Using our knowledge of emotion, we could now comprehend why our parents might worry about us, or why teachers might get annoyed by us.
But as we grow older, it gets more difficult to understand why someone else doesn’t like us, or why they don’t seem happy with us.
This is particularly true when it comes to romantic relationships.
In fact, one study found that men show less interest in dating women who aren’t well-mannered, and women find it harder to believe men when they say they want a long term relationship.
Practice makes perfect
There is no way to truly understand emotional intelligence unless you are able to recognize, identify, and manage your own emotions. This requires practicing how to do that, which means spending time doing it — frequently.

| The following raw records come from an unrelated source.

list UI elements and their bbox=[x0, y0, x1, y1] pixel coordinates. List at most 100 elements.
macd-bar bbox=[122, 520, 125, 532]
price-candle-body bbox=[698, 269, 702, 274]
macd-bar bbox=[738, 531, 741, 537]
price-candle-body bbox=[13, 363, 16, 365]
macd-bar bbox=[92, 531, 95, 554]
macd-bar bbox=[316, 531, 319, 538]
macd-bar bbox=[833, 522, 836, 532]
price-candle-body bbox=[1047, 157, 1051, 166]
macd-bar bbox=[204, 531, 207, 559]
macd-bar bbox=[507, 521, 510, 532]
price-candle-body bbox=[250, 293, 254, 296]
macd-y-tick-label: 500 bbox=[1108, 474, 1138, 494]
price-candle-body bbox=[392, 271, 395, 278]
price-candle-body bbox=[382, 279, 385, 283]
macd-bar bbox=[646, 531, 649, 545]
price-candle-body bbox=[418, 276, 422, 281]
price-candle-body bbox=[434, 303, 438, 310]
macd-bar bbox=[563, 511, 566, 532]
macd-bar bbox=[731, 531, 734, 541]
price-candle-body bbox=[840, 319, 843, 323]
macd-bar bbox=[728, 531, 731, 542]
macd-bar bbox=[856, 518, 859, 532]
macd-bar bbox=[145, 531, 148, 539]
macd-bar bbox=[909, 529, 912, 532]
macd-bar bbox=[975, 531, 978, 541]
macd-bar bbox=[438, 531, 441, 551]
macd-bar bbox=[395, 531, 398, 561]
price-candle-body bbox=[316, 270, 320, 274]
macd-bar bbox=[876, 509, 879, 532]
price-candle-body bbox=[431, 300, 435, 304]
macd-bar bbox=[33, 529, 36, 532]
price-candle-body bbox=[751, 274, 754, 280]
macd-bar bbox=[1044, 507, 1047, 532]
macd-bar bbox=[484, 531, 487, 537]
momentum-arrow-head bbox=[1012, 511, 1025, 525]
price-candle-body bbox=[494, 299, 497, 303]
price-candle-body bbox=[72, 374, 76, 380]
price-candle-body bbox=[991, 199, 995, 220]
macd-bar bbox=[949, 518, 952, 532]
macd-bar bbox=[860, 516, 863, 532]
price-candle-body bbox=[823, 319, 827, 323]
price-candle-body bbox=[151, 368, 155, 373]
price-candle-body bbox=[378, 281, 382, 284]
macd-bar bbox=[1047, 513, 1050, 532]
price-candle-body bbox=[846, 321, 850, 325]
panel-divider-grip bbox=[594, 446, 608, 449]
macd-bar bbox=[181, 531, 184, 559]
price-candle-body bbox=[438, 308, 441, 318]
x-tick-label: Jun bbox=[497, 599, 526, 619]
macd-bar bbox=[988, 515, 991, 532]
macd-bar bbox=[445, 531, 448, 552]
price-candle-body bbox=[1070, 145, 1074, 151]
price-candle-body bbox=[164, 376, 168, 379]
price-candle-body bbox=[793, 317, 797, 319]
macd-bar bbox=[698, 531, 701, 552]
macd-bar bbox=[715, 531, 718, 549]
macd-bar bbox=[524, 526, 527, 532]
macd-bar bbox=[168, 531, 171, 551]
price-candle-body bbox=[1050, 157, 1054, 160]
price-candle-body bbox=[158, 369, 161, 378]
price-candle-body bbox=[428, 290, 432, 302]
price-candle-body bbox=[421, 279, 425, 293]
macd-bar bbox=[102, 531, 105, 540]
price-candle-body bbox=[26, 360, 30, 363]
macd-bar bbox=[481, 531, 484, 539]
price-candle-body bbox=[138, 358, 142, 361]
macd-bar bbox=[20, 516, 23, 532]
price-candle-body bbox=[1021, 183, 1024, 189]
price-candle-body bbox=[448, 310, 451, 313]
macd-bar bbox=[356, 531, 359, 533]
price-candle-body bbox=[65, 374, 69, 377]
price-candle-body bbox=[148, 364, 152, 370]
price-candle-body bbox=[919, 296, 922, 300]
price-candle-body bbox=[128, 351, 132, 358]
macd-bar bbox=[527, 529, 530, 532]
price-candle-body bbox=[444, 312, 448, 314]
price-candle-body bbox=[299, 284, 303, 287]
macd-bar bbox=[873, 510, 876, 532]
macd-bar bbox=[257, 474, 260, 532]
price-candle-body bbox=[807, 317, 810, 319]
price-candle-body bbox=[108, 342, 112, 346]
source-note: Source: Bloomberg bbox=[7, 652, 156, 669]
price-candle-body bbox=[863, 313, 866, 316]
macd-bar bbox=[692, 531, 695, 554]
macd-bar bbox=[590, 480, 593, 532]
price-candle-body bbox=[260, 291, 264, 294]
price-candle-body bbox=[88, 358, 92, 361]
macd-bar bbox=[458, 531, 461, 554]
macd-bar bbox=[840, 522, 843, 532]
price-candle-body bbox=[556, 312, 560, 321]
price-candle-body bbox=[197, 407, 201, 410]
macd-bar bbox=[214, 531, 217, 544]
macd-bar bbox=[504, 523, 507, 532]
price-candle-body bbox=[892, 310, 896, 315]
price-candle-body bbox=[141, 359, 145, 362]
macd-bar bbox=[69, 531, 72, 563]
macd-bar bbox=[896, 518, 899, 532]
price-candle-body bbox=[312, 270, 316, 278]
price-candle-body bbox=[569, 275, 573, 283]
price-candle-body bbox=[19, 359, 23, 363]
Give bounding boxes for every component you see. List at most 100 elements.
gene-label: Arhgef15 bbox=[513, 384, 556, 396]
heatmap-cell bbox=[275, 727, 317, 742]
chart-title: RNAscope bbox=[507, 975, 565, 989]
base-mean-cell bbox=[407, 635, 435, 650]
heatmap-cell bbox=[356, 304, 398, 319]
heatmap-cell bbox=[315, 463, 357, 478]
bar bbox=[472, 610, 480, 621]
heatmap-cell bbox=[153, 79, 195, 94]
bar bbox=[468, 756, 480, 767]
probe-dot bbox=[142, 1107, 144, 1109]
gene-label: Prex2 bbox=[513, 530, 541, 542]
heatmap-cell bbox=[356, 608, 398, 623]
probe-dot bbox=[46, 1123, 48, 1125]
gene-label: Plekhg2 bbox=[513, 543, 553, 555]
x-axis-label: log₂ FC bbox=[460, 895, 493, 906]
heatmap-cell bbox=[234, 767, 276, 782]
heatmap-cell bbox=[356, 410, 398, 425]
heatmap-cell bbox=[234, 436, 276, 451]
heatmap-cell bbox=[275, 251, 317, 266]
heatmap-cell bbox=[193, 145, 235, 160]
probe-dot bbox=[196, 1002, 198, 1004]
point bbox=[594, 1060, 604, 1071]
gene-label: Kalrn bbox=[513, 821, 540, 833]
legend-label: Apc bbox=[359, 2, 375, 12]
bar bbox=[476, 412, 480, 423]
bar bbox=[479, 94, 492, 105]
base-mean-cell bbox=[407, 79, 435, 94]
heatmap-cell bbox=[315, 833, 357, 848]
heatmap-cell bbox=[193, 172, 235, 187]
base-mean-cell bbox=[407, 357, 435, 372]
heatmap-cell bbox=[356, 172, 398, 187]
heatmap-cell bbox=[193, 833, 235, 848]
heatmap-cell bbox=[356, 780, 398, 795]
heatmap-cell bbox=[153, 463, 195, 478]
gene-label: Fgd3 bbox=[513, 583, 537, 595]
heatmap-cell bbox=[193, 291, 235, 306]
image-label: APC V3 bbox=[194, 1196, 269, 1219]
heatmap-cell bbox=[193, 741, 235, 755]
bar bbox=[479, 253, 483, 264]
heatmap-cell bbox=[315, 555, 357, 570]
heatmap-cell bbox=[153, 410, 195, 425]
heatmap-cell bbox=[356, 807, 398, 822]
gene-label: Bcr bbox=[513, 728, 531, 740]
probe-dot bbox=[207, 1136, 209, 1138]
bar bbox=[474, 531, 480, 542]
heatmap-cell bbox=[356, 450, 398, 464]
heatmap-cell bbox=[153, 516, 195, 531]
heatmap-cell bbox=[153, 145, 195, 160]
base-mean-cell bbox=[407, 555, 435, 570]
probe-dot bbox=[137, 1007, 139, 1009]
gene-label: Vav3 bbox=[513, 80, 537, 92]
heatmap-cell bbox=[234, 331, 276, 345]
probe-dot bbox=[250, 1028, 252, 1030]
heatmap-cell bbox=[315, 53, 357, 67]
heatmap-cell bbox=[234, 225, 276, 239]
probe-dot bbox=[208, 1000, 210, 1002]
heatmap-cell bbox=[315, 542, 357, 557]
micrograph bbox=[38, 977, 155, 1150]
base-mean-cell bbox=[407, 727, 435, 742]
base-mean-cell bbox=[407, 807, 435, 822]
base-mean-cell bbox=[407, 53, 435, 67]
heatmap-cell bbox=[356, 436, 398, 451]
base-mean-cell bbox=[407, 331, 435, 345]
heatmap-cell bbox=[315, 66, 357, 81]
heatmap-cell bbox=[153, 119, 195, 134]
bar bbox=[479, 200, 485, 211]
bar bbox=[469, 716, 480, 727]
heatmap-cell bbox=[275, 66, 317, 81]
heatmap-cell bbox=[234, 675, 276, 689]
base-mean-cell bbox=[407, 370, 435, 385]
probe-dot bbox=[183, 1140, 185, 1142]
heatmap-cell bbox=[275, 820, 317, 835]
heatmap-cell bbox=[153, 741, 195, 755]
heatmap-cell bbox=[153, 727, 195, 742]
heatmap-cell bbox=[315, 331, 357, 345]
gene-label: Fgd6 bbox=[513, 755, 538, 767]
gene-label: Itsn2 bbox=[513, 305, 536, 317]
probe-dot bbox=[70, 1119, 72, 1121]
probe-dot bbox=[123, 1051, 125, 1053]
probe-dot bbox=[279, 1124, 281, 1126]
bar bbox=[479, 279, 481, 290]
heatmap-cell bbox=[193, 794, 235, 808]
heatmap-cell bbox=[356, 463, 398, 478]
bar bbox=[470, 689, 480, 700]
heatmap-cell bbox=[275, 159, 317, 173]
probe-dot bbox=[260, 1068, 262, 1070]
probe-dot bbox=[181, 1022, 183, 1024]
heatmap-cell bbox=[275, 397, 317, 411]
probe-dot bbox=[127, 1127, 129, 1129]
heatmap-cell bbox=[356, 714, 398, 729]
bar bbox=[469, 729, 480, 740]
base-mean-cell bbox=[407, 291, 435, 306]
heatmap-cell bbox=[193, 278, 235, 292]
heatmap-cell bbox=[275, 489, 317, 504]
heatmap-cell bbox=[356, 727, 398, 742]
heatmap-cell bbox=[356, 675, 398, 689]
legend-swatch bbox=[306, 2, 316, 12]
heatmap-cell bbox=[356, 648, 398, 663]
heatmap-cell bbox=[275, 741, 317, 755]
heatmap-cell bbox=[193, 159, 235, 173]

It also requires learning about emotion so that you can apply what you know in context and contribute to the understanding of others’ emotions.
Emotional literacy or EQ as some call it comes from being aware of one’s self-emotions and how they influence other people’s emotions.
This is because we all have a unique combination of five basic qualities called “intuitions” (or senses) that help us determine how things feel for us emotionally.
We automatically sense whether something feels good or bad, and we instinctively know when someone else feels the same way as us.
Recent developments in emotional intelligence emphasize that it is not simply about having feelings, but how you manage them. There are some theories which suggest that EQ can be learned or trained, just like any other skill.
This idea has gained traction in recent years as researchers have studied ways to improve people’s empathy, motivation, and leadership skills. Many companies now offer training courses for their employees on EQ and research into effective strategies show that these programs can have significant benefits.
There are even apps designed to help individuals develop their emotional literacy. But what does this mean for you?
You already have lots of talent when it comes to emotional intelligence – being able to recognize your own emotions, say good hurt and bad hurt, and identify those of others.
Some studies suggest that people who learn social skills tend to keep learning more advanced ones as they grow older, making EQ a something we continue to hone throughout our lives.
So while earlier generations may have focused on developing their self-awareness, younger generations will focus on managing relationships and motivating themselves. And all ages will learn simple techniques to reduce stress and enjoy life more.